Cependant, s’il semble que chacune de nos actions est régie par notre volonté, certains philosophes
proposent une critique de l’inconscient. En effet, ces derniers estiment que la conception de
l’inconscient menace l’unité et la liberté du sujet. Dans un chapitre des Éléments de philosophie
(1960), Alain critique ainsi ce qu’il appelle le « freudisme » en lui reprochant d’inventer une sorte
d’ « autre moi » en chacun de nous en exagérant l’importance qu’il faut accorder à ce qu’il y a d’un
peu obscure en l’homme. Pour Alain, l’accord d’un rôle prépondérant à la libido dans la théorie
freudienne revient à faire preuve d’idolâtrie à l’égard des phénomènes issus du corps, en les élevant
à la hauteur d’une sorte d’ « autre moi ». Notre vie psychique devient alors comme un lieu de conflit
entre une partie éclairée et bienveillante d’un côté, et une partie plus sombre, animée d’intentions
plus douteuses, de l’autre. Il n’y a donc plus d’unité du sujet puisqu’il se retrouve séparé en deux
Moi. La responsabilité morale est aussi remise en cause dans la mesure où les éventuelles
mauvaises actions d’hommes seraient peut être attribuées à son autre Moi, agissant en diabolique
conseiller. Alain voit dans cette conception une faute au sens où elle peut être interprétée comme
une façon pour l’homme de se dérober à ses exigences morales. Il affirme qu’il ne peut pas y avoir,
selon lui, de pensées inconscientes.

Pour Jean-Paul Sartre, fondateur de l’existentialisme athée, l’évocation de l’inconscient revient à


une conduite de « mauvaise foi » que nous adopterions pour refuser notre liberté, en faisant

semblant d’être poussé à agir par des causes qui nous échappent. Tout cela tendrait, là aussi, à une
déresponsabilisation de l’homme. Sartre refuse qu’on puisse faire de la conscience un phénomène
passif et secondaire. Selon lui, l’homme est toujours conscient de ses actions, l’inconscient serait
donc un prétexte, une manière de dédouaner un acte conscient. Il ne croit pas que l’inconscient soit
une part sombre de l’homme qui donnerait naissance à des actions involontaires, mais bien une
volonté de ne pas assumer ses travers, de peur d’être jugé. De même, le regard extérieur qu’autrui
porte sur nous et sur le monde peut venir rectifier ou compléter le point de vue subjectif de notre
conscience. En définissant autrui comme le « médiateur indispensable entre moi et moi-même »,
Sartre montre que l’on doit passer par le point de vue d’autrui pour se voir plus objectivement,
même si cela implique une épreuve telle que la honte.

En conclusion, la question du rôle de notre inconscient dans nos actions demeure controversée.
Certains pensent que le Moi est une unité, régie par la seule volonté, et que la valeur scientifique de
l’inconscient peut-être discutée, dans la mesure où il ne permet pas une réelle mise à l’épreuve,
n’étant pas observable en lui-même.
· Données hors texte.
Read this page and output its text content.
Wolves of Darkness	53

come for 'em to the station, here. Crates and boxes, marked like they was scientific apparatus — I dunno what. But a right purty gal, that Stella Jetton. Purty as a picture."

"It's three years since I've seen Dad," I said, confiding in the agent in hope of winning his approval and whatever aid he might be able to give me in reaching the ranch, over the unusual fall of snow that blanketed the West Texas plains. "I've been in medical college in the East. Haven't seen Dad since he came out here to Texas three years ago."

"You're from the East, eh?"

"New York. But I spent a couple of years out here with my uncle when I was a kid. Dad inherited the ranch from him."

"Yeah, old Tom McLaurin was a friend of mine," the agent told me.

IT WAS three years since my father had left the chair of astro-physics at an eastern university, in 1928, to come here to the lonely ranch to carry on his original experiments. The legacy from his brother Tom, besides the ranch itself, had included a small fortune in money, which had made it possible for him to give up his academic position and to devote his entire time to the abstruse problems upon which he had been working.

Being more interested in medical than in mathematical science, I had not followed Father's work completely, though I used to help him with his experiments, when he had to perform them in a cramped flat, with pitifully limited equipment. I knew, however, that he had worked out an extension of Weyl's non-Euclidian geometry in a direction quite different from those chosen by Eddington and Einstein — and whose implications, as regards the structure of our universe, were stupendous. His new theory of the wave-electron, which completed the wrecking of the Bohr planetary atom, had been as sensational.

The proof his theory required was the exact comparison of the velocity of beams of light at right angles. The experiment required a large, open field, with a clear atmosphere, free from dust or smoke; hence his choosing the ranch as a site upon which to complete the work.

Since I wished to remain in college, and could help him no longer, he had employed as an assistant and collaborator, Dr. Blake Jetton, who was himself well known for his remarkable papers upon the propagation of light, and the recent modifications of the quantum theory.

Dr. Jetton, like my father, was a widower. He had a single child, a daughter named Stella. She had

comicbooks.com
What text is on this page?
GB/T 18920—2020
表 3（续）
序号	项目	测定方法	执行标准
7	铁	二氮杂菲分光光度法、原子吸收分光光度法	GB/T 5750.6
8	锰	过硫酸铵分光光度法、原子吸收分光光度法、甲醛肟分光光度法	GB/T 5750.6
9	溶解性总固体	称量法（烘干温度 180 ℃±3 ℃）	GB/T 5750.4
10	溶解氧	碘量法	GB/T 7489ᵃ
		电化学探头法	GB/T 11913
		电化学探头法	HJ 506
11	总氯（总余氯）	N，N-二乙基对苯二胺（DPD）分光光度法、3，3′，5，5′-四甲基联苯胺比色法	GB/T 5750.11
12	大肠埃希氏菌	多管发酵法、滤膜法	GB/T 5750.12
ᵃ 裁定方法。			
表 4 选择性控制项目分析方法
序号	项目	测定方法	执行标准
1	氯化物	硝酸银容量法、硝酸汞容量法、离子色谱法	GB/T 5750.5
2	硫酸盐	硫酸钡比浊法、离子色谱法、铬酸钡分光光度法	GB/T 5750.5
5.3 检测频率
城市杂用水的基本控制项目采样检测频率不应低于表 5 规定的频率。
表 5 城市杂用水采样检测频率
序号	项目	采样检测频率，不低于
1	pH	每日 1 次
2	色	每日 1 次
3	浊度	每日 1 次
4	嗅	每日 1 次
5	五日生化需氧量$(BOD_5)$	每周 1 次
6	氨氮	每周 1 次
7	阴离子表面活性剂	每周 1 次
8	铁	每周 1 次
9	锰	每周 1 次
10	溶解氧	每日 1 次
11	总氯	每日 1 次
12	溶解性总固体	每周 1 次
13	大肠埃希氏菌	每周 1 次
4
Cependant, il faut reconnaître que la théorie de l’inconscient
rejoint le projet de la science en montrant que ce qui est irrationnel à première vue peut malgré tout
faire l’objet d’une explication rationnelle. La psychanalyse apporte également un gain de sens en
offrant un regard plus riche qu’une approche simplement matérialiste, comme pour les rêves en
particulier. De plus, les actions inconscientes du corps sont la preuve d’un phénomène inconscient,
si un corps malade réagit aux médicament sans que l’esprit ne le commande, si nos perceptions sont
limitées dans la logique, et que nous réagissons parfois instinctivement au monde qui nous entoure,
il semble qu’il s’agisse de phénomènes purement inconscients, mais cependant perceptibles.